C’est l’instant le plus critique de la vie politique de Bonaparte. Son frère Lucien réussit à retarder le vote fatal. Puis il monte à cheval et va persuader Murat que cette assemblée en veut à la vie de son général – ce qui n’est pas faux ! Murat fait alors battre les tambours, charge et disperse dans un brouhaha indescriptible le conseil des Cinq Cents. C’en est fini du Directoire !
Le Directoire disparu, il faut penser à donner une nouvelle constitution à la France.
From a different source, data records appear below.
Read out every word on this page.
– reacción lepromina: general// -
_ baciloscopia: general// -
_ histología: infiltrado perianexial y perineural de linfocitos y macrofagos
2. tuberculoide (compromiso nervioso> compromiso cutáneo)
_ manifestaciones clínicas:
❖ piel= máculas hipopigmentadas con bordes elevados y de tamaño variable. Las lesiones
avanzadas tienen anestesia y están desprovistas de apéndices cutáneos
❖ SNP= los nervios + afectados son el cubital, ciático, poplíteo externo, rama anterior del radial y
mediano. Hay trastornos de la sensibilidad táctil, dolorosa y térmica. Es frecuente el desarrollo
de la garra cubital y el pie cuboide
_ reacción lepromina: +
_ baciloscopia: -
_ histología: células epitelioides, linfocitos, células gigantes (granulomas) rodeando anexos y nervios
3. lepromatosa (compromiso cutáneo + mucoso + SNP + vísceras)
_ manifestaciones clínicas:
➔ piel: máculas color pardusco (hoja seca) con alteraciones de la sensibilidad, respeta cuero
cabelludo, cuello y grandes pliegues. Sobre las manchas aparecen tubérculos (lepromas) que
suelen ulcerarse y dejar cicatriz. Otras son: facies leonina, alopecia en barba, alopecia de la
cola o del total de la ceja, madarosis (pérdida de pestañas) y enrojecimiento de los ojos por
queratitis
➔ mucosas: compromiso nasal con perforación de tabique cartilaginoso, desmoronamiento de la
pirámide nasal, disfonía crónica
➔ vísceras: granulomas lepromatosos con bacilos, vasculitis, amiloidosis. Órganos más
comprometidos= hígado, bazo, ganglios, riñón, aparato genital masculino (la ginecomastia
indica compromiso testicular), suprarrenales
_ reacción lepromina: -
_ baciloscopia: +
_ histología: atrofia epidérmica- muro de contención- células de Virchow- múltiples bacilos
Bonaparte va en occuper le centre, la circonférence, bref, il l’occupe tout entière.
Le pouvoir législatif y est organisé de telle façon que ceux qui discutent les lois ne les votent pas, et que ceux qui les votent ne les discutent pas ! Le pouvoir exécutif se retrouve aux mains de trois consuls, mais pour toute décision, un article de la constitution prévoit que « la décision du premier consul suffit »… Autrement dit, Bonaparte possède les pleins pouvoirs. C’est l’homme fort. Il veut absolument conserver les acquis de la Révolution, éviter un retour à la monarchie, mais, tout ce qu’il va faire tend vers cet objectif : écarter le peuple de la vie publique. Plus jamais d’invasion spontanée de l’Assemblée, plus jamais de désordres, tout va être contrôlé, surveillé, policé.
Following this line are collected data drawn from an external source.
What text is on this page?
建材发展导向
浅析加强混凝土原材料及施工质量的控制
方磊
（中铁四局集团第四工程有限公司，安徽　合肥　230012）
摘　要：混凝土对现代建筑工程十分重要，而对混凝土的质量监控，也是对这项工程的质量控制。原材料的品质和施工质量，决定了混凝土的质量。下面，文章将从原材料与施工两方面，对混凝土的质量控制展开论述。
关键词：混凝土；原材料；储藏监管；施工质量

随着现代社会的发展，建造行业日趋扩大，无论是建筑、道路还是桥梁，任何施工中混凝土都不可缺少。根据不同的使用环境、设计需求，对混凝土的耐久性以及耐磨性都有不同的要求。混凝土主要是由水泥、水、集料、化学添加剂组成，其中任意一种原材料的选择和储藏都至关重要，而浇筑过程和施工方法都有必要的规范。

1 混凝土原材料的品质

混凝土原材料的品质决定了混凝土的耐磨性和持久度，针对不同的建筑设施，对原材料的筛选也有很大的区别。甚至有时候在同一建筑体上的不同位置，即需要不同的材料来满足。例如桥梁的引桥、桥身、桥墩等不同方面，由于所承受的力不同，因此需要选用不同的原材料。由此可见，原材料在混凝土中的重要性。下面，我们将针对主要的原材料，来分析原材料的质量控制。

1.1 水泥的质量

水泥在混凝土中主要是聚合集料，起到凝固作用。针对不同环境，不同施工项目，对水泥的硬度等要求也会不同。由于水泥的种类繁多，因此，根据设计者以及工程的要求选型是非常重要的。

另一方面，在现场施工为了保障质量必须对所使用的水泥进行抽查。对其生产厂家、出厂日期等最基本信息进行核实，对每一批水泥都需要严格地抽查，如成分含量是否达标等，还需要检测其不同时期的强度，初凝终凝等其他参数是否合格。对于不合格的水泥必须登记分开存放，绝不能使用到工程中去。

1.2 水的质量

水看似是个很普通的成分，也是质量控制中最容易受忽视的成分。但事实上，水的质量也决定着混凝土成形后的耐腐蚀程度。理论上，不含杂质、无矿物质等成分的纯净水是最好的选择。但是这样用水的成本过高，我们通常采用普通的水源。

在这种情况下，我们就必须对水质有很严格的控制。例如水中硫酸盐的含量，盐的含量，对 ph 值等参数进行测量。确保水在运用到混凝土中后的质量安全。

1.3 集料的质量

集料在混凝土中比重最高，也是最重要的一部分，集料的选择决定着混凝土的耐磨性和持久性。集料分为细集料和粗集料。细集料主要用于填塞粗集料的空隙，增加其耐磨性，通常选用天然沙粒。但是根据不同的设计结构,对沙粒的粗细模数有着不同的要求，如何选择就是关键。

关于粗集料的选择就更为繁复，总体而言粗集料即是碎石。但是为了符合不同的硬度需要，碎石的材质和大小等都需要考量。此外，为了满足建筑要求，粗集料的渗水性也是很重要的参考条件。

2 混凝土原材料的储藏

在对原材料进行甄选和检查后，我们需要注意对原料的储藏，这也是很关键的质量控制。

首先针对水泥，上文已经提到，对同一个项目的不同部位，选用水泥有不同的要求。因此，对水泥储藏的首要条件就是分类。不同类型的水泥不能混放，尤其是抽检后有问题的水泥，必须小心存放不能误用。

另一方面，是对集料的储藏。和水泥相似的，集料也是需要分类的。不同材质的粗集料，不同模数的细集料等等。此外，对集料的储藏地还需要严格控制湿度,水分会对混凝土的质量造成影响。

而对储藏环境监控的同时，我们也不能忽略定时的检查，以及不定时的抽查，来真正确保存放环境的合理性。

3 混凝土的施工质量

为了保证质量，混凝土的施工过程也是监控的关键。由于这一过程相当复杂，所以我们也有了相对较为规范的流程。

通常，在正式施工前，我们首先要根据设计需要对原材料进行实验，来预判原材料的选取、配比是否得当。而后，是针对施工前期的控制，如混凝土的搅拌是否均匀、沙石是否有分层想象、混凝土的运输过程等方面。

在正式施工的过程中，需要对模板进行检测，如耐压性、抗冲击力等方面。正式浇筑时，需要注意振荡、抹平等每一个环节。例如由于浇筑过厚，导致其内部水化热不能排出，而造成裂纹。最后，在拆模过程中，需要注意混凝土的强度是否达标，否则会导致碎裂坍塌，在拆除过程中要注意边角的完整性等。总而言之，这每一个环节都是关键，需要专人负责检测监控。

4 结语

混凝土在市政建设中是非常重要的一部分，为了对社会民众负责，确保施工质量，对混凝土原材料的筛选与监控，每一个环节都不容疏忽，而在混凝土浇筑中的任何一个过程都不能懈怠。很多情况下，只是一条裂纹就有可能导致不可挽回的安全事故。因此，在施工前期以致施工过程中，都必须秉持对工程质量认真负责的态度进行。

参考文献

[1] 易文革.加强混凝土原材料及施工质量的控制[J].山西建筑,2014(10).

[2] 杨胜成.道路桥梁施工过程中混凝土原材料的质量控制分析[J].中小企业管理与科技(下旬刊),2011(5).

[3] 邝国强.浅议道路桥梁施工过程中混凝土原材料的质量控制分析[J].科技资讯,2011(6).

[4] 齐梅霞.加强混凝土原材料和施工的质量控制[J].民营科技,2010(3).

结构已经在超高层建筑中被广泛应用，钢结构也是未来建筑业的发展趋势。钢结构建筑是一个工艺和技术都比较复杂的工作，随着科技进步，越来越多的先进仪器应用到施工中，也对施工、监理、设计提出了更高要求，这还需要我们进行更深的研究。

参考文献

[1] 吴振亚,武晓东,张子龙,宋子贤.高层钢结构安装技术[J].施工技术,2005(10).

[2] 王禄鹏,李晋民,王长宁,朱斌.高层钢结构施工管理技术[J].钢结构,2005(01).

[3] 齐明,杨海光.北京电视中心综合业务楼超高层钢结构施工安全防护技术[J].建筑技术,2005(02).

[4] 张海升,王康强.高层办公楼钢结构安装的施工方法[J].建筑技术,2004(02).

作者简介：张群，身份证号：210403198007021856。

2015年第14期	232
Bonaparte crée les préfets, les conseillers généraux, les conseillers d’arrondissement, les maires, les conseillers municipaux. Et par qui ces fonctionnaires sont-ils nommés ? Par le premier consul, auquel ils sont évidemment entièrement dévoués. Les juges ? Nommés par le premier consul! Il crée aussi le Conseil d’État qui rassemble quarante-cinq membres chargés de rédiger les lois, de les interpréter en prêtant toujours une oreille attentive à celui qui les nomme et qui les rémunère – déjà – impérialement ! Le suffrage universel est rétabli, mais les citoyens ne disposent que du droit de désigner des candidats parmi lesquels le gouvernement fait son choix…
De l’ordre ! De l’ordre partout ! Voilà l’obsession de Bonaparte car, dit-il, « sans l’ordre, l’administration n’est qu’un chaos, point de finances, point de crédit public ». De l’ordre et de la concorde ! Les Vendéens, les émigrés, tous sont invités à prendre part au grand projet de réconciliation nationale. Cet appel est entendu par George Cadoudal, chef de la chouannerie, qui obtient du général Brune, le 14 février 1800, un compromis de paix. Les émigrés commencent à revenir en France. Tout va donc pour le mieux dans le meilleur des consulats ! Les financiers décident alors de miser sur cet homme étonnant, ce Bonaparte qui est capable de leur fournir un terrain national stabilisé dans lequel leur capital va être ensemencé, avec la promesse de récoltes fabuleuses puisqu’elles ne craignent pas les intempéries.